The most mature of the three API technology options is REST (REpresentational State Transfer).
REST was described as the core architectural principle of the World Wide Web in Roy Fielding's doctoral dissertation in 2000.
REST is a client-server interaction architecture that is stateless, cacheable, and convention-based.
The REST is ambiguous. Even though Roy Fielding's doctoral dissertation is excellent, it cannot be used as a specification, and developers interpret REST in a variety of ways.
Google's current implementation of the tried-and-true RPC (Remote Procedure Call) paradigm, in which each request is structured like a function call in a programming language, is known as gRPC.
gRPC evolved from Google's internal infrastructure, where it connected a plethora of large-scale services running across data centers, before being open sourced in 2016.
gRPC clients and servers communicate using HTTP/2 and a compact binary format based on the Protobuf contract. Encoding and decoding gRPC messages in any programming language is very efficient by design.
Because it requires HTTP/2, which browsers do not fully support, gRPC is not a native solution for customer-facing web applications.

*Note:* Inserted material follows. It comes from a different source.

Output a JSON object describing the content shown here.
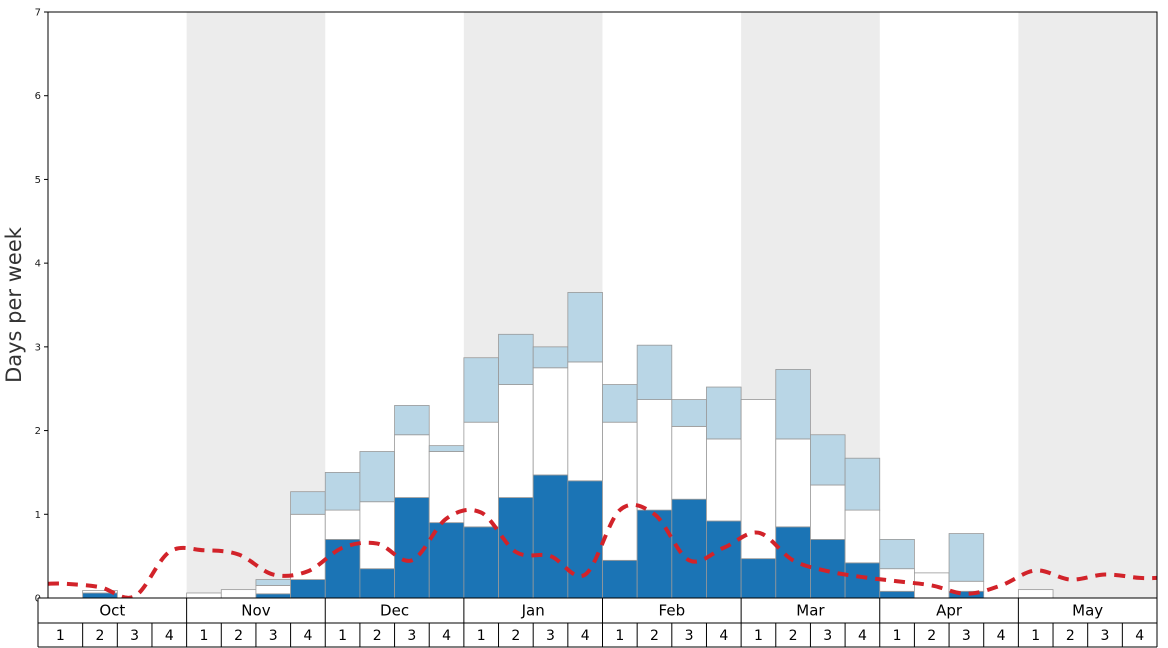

GraphQL, which was introduced by Facebook in 2015, represents a different line of API technology evolution.
GraphQL provides an alternative way for browser-based clients to interact with API servers, whereas gRPC focuses on lightning-fast service-to-service communication.
GraphQL allows each client to specify the exact shape of data required for a specific use case and retrieve it all in a single round trip.
GraphQL has very limited utility for inter-service communication. Because the client can request any combination of data fields at once, the response time is limited to the slowest requested field. This means that queries will need to be optimized on a continuous basis based on usage patterns.